Freedom of Religion

Freedom of religion and the right to exercise our religious convictions according to the dictates of our conscience is a sacred principle of the United States of America. The founders of our nation “left their native land, to seek on these shores a residence for civil and religious freedom” (2nd Continental Congress, Declaration of the Causes and Necessity of Taking Up Arms, July 6, 1775). And of course the 1st Amendment of the U.S. Constitution clearly states: “Congress shall make NO LAW respecting an establishment of religion, or PROHIBITING THE FREE EXERCISE thereof.”

I am religious. I believe in certain religious principles and tenets and believe that through them I can gain salvation. I also fully respect those who have other religious convictions as well as those who have no religious affiliation.  This is the beauty and blessing of America.
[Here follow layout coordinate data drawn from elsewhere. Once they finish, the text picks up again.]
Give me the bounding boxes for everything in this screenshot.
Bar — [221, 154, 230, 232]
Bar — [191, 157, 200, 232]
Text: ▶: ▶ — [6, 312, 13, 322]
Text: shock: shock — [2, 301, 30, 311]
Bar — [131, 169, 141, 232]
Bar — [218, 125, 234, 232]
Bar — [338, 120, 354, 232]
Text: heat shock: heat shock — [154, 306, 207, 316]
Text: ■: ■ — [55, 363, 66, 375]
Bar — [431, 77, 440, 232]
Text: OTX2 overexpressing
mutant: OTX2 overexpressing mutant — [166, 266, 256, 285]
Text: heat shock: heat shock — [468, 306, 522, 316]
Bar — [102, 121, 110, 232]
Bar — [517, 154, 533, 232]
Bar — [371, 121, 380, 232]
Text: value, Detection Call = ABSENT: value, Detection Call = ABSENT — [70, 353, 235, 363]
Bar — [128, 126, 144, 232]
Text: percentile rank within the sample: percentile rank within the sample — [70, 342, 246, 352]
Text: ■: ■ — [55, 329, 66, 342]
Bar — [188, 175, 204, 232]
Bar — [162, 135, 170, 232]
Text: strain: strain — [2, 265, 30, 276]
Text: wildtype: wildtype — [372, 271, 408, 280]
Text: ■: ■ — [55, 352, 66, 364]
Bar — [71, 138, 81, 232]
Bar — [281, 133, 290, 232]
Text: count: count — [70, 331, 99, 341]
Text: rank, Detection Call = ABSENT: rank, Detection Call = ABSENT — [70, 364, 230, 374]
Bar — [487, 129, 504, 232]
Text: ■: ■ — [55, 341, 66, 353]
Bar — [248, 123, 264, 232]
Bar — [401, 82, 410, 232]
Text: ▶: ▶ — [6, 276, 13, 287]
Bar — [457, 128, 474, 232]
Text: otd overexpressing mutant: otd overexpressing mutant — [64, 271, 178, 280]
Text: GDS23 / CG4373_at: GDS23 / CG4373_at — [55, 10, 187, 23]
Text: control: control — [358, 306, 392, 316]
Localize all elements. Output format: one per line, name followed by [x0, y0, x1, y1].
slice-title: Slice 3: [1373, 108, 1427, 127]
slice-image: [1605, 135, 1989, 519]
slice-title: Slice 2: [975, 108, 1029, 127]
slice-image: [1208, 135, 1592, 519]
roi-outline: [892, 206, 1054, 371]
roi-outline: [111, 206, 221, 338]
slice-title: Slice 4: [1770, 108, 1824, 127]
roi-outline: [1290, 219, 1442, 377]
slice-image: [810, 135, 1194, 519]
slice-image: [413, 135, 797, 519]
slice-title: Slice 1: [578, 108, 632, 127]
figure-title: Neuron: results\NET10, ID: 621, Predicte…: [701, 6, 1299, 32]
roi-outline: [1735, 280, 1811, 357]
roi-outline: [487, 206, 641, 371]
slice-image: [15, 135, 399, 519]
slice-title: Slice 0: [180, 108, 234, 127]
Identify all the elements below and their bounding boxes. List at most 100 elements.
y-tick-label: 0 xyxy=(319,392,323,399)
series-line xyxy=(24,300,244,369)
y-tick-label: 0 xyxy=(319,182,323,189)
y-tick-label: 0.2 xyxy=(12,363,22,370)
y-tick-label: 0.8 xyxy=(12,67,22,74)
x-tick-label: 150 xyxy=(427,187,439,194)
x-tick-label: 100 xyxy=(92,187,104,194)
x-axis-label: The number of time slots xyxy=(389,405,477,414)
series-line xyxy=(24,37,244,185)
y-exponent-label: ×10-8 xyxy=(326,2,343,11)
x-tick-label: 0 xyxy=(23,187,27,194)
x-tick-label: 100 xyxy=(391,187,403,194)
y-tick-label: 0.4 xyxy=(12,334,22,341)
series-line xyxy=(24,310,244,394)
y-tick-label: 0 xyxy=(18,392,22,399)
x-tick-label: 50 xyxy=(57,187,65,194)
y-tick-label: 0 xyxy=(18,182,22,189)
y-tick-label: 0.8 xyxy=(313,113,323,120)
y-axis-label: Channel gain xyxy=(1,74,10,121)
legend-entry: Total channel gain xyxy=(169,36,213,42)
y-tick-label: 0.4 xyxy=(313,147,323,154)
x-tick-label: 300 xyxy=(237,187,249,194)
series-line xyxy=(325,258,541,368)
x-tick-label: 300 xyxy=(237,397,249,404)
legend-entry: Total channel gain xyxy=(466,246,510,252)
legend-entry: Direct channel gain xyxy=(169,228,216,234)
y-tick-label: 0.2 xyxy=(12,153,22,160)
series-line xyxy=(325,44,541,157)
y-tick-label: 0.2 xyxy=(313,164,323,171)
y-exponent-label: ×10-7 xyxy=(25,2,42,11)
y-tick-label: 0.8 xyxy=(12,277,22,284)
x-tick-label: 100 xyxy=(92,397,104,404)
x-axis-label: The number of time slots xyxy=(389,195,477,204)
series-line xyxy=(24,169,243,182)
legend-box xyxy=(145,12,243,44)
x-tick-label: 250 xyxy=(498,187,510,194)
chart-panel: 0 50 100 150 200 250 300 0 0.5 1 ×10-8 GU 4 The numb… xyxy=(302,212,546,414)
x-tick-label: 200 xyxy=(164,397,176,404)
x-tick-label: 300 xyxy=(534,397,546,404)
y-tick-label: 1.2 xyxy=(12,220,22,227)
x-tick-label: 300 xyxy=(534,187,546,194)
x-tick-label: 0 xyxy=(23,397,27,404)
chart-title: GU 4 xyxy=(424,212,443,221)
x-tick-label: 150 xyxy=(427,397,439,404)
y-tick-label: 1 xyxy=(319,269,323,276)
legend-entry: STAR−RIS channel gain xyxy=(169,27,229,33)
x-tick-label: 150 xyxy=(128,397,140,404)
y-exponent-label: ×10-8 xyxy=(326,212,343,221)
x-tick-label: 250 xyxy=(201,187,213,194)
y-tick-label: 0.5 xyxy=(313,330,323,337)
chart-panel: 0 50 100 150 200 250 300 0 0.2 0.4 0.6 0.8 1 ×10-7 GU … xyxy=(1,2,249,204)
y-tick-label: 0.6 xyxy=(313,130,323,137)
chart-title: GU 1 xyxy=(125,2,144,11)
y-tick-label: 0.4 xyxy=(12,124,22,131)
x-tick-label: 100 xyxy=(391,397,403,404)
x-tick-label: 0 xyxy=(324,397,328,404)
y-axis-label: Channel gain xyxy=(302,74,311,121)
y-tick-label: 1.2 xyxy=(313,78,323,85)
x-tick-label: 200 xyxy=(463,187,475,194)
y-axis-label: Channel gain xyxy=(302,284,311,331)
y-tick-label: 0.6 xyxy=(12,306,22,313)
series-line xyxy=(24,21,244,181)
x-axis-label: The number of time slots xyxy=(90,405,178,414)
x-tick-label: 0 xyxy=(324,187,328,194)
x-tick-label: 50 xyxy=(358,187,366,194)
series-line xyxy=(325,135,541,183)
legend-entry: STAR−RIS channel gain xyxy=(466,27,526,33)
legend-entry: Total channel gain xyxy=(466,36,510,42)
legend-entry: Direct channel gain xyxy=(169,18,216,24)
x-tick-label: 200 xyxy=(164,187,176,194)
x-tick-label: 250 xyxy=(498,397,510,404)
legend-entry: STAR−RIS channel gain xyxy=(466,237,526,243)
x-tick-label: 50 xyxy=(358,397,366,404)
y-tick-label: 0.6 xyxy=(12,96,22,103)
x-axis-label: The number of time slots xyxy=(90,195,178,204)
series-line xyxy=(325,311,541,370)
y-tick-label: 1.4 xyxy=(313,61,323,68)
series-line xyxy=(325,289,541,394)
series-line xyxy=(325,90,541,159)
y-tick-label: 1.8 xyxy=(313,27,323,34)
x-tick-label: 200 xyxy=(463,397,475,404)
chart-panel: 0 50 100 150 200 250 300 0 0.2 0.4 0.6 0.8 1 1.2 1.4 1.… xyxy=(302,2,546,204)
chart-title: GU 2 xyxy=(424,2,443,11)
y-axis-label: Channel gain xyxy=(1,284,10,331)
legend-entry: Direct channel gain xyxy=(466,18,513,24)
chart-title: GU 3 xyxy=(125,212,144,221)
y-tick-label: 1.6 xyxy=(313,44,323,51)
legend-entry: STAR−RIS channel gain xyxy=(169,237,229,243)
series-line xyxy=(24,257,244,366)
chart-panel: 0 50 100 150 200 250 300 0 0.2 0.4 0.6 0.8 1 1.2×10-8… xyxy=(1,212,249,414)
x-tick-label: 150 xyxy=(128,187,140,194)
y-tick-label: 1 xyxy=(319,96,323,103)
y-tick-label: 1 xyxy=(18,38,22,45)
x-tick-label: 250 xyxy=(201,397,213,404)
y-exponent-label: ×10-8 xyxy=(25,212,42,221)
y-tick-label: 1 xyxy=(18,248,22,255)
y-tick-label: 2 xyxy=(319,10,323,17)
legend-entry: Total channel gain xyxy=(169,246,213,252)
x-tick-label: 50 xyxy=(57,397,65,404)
Each of us can worship how, where and what we want as long as our conduct does not infringe upon the rights of others.  It does not matter if someone believes in one God or three gods or in a sacred cow, it is their business and it is their freedom to do so. But every American should ferociously defend and protect the unalienable right each of us possesses to worship how we desire.
As the 1st Amendment clearly declares, the Federal Government does not have the authority to trample upon the religious exercise of individuals and force them to participate in or do something that is against their religious convictions. An individual or privately owned business should not be forced to bake a cake for a same-sex wedding event if it is against their religious convictions. Same-sex behavior and weddings are choices and no one should be forced by the government to participate in other people’s choices.

And no, refusing to participate in same-sex weddings or events is not the same as refusing to serve blacks. The color of our skin is not a choice. Same-sex behavior is a choice and a same-sex wedding is an event and choice, and again no one should be forced to uphold or participate in the choices of others, particularly if they are contrary to religious conviction.

Should a baker be forced to bake a cake for a Neo-Nazi or KKK wedding though their moral and religious convictions deem it reprehensible?

The whole issue is simply about individual liberty and the freedom to exercise our religion according to our conscience. We may vary in our opinion on another’s action or lack of action, and a majority may even deem the action inappropriate or wrong. But that does not justify the iron fist of Governmental coercion. The mob does not rule in the United States of America of America, and that includes the Federal Government. Individual liberty and freedom rules in America.

When a person’s religious convictions or a specific religion is persecuted and coerced by government, then all people and all religions are threatened. If the Federal Government can do it to one it can be done to others. It may be somebody else today but it will be you tomorrow.